I'm not bending any of my principles. I value a useful product that is compatible with its peers above some theoretical advantage of compliance with a standard to which more than 90% of users do not adhere. One of the great claims of the whole "open whatever" movement is that it promotes compatibility and you can't be locked out. And yet here is a leading open product deliberately locking itself out of being compatible with the tool most people use.
You can face Microsoft, play by their rules but better, and win.
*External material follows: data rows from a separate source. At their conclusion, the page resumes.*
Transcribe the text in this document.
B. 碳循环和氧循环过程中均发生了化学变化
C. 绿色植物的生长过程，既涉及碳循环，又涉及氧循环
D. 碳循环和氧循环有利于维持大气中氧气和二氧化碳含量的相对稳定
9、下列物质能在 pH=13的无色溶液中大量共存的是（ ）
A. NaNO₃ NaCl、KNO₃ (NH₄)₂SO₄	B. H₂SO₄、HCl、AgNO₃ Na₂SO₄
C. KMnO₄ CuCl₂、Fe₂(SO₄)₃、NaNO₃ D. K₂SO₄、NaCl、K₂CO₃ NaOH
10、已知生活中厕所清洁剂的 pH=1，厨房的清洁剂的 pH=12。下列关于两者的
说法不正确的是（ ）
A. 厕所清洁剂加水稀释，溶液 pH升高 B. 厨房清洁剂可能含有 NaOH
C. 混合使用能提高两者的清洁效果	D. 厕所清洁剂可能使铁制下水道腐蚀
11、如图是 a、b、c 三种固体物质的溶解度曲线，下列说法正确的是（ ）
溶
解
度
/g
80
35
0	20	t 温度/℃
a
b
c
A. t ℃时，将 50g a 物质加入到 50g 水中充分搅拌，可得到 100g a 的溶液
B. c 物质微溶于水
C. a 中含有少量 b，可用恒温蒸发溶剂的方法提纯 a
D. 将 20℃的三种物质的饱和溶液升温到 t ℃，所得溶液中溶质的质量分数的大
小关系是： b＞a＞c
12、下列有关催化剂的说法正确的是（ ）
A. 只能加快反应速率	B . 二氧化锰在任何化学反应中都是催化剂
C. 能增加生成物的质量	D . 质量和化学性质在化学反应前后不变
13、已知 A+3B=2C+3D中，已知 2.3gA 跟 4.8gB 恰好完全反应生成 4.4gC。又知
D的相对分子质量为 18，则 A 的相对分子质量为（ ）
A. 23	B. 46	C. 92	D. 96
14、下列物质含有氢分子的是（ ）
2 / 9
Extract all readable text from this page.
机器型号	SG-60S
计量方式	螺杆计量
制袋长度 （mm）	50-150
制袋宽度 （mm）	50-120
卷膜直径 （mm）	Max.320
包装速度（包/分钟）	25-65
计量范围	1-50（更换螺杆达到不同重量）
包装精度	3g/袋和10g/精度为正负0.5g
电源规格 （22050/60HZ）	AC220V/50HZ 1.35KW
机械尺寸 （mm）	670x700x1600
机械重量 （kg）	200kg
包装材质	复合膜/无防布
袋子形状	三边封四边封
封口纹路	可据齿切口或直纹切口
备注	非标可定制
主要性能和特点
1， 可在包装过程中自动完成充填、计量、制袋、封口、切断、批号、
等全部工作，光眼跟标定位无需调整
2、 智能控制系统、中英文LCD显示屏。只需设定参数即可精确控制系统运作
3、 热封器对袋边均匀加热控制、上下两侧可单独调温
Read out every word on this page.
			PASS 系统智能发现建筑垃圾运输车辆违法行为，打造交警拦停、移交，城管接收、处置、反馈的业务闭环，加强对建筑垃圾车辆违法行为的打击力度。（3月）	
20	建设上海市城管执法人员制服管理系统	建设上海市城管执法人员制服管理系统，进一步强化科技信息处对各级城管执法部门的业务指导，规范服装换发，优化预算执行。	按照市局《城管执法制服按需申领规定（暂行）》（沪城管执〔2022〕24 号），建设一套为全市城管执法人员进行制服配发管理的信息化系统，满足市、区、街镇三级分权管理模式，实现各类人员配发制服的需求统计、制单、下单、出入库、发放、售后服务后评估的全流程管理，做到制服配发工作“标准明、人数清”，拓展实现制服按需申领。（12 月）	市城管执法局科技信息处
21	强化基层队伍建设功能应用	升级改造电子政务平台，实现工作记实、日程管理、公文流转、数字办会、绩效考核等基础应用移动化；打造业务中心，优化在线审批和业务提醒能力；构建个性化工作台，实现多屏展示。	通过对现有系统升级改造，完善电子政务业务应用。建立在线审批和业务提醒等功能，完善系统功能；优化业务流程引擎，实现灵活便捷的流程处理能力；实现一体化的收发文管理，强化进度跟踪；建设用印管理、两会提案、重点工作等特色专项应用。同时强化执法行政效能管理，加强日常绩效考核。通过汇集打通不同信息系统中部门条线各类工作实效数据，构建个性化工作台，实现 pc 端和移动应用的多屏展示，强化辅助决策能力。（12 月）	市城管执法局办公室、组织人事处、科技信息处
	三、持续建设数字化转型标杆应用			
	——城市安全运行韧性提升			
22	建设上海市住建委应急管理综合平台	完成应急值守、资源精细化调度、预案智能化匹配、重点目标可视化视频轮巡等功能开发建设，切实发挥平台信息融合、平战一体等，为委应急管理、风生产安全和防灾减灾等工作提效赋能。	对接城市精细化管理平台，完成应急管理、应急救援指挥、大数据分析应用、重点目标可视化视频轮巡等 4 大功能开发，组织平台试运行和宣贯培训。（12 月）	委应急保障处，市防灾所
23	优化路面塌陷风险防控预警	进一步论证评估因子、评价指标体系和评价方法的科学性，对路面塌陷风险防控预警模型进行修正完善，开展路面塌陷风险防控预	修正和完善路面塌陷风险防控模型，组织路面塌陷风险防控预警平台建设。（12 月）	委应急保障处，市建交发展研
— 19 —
Linux, Apache and Java come to mind as examples where Microsoft has lost overall control of a market it previously dominated to a superior product.
Now study OSS and ask yourself why tools like Mozilla and OpenOffice still have a market penetration that barely registers, when Mozilla is superior to IE in several important ways, and OpenOffice is a plausible and much cheaper alternative to Word for casual home users. They have the same disadvantages as so much open source: incompatibility, poor usability and poor marketing compared to the big players.
If you disagree, post your argument. (-1, Overrated) isn't your personal censorship tool for views you don't like.
That's just covering up a symptom of the underlying problem. Why do applications like web browsers, word processors and spreadsheets need the ability to run code, and automatically at that, when that code can damage the data on my computer?
If you disagree, post your argument. (-1, Overrated) isn't your personal censorship tool for views you don't like.
No browser on Mac (I did not check iCab) are able to support UTF-8 as an XML declaration
Actually, I have to add an HTML declaration
Removing it will make my pages appear "hieroglyphic". So I conclude it is not supported yet. What about IE6?
-- Force & respect, Vrykolaka
For crying out loud he WILLINGLY USES Internet Explorer! This usualy denotes phychoticness or what many psychiatrists use as a diagnosis "you are wack." But perhaps he is not all lost, he does use safari and mozilla...
You can't blame the end users for the sort of screw-ups we're talking about. There is little need for any web browser or word processor to provide scripting facilities that can affect data on my hard drive anyway. Even if the facilities are there, the problem is that "autoexec" scripts for WP documents, or automatically rendering HTML e-mail as if it were a web page, scripts included, allow the end user to run executable code when they wouldn't expect to be doing so.
And if you're going to talk about liabilities, you might start with relying on a "standard" such as MIME types that is violated by large numbers of content providers, and by the browser that dominates the market. Such a standard isn't really standard at all, is it?
I'm sorry, but your whole argument is just aiming at the wrong target.
If you disagree, post your argument. (-1, Overrated) isn't your personal censorship tool for views you don't like.